Tired after a long day of massacring the English language, I find myself dully, disinterestedly gazing at this parade of tits, but noting that 10 years ago this would not be possible. What most fascinates me is that they have chosen for some reason to use a simpering pervert in a bellboy suit to point out the boobs. He looks for all the world like the sort of man who lurks in chatrooms and might be seen on the nightly news, arrested in Thailand or Cambodia.

Presumably, sub-consciously, the ad exec who created this ad has chosen a man who most resembles a drooling Western pervert to wave his hand at tits.

Dully amused by my own meanderings, at the top of the escalator I happen to glance left and catch the eye of an older local woman scowling at me as she passes on the down escalator. Yes, I was smiling. Yes, I have confirmed her mundane housing estate preconceptions: all Westerners are dirty perverts who spend their evenings wanking like monkeys.

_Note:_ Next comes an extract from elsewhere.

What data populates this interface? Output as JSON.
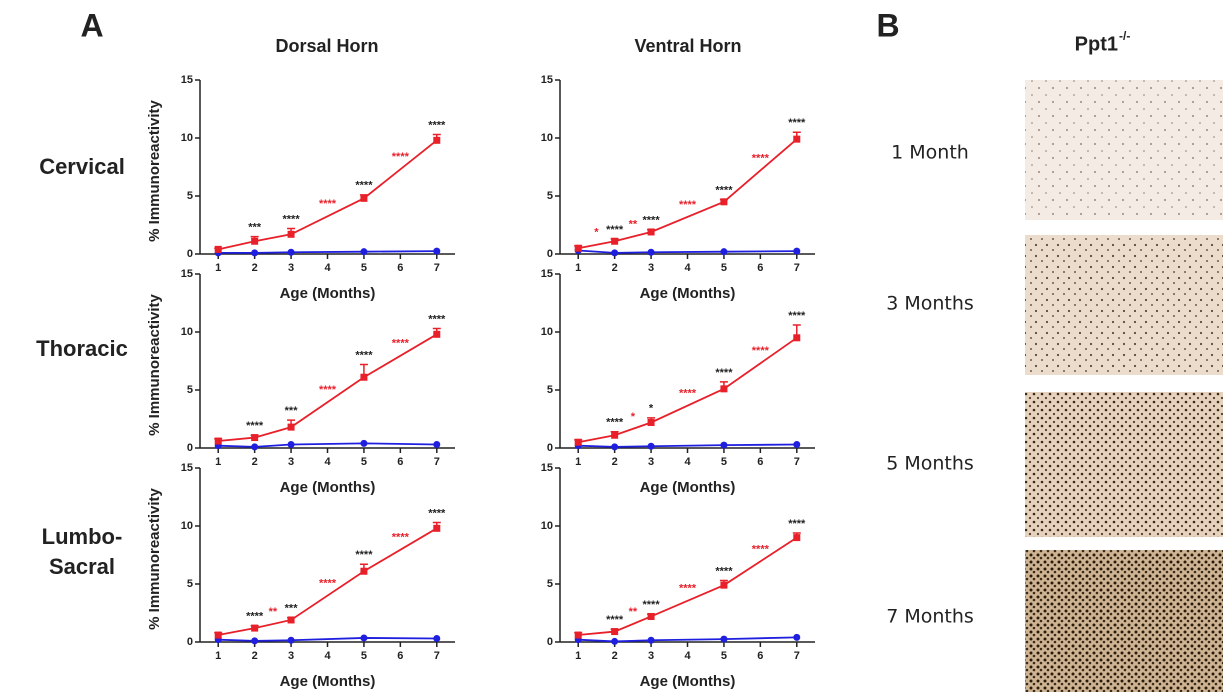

And in the instant our eyes meet I want to tell her that we should go for coffee. Over coffee I would tell her that I have never had a breast fetish, in fact, I see breasts as rather biological, designed for nursing. If there is an attraction, it is to this biological need for maintenance of my progeny through a woman capable of providing abundant milk. I have in fact always been attracted to legs, and only look at the walls to avoid looking at legs during the spring season. I would tell her that I am old and rheumy, that sex is entirely academic, and I would ask if she would like to share a chocolate pastry, which is as close to sex as I can get these days. “Besides,” I would say, “these are Western tits darling. I’m allowed.”

Later we would walk along the harbour front, and she would tell me of the poverty of her childhood, and of how Hong Kong once was not so long ago.

The gulf between East and West is not so vast, I think, but it lingers and lengthens as she descends, and I rise out of the tunnel and into Hong Kong’s perennial neon light, off to buy bread and beans in the supermarket for my tea.